Founder, Nairametrics, Ugodre Obi-Chukwu, explaining how GDP rebasing could change everything during a podcast monitored by Daily Sun, said although the rebasing will lead to an increase in GDP value and an increased GDP value could imply a higher standard of living for Nigerians.

He noted that a rise in GDP per capita would suggest improved economic well-being but the limitation of the GDP per capita as regards portraying the standard of living is flawed because it does not take into the consideration the cost of living.
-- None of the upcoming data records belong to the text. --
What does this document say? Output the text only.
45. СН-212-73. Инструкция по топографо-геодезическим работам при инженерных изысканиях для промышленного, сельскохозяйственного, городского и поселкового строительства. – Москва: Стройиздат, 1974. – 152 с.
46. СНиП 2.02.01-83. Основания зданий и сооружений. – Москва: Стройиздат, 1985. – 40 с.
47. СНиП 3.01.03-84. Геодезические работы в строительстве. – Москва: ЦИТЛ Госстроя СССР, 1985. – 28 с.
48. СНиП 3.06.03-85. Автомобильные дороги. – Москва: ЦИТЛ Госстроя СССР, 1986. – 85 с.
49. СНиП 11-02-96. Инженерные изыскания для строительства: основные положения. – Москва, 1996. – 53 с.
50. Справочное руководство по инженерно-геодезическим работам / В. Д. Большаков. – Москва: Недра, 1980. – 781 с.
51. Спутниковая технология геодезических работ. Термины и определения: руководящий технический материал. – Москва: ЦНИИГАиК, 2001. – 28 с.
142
“I will not be surprised that when they are done rebasing, Nigeria which is currently $53 trillion in GDP might be more larger than that and so who knows if we could go back by being the largest in Africa but currently we are not. We can get more room for loans from international lenders but again the tax to GDP ratio may not favour us because when you resize your GDP base and it results in a larger economy, then the tax-to-GDP ratio could become much smaller which can drive the government to aggressively collect tax. But then again, as regards rebasing inflation, the numbers may be a bit lower or higher, this could influence CBN’s monetary policies and how they would combat inflation because they will have a better idea of what inflation numbers are”, Obi-Chukwu explained.

Conclusion

According to experts, GDP and CPI rebasing are not merely statistical exercises but essential tools for crafting informed policies, improving Nigeria’s global economic standing, and creating an environment conducive to foreign investments. By committing to these processes, Nigeria can enhance its economic precision and set a strong foundation for sustainable growth.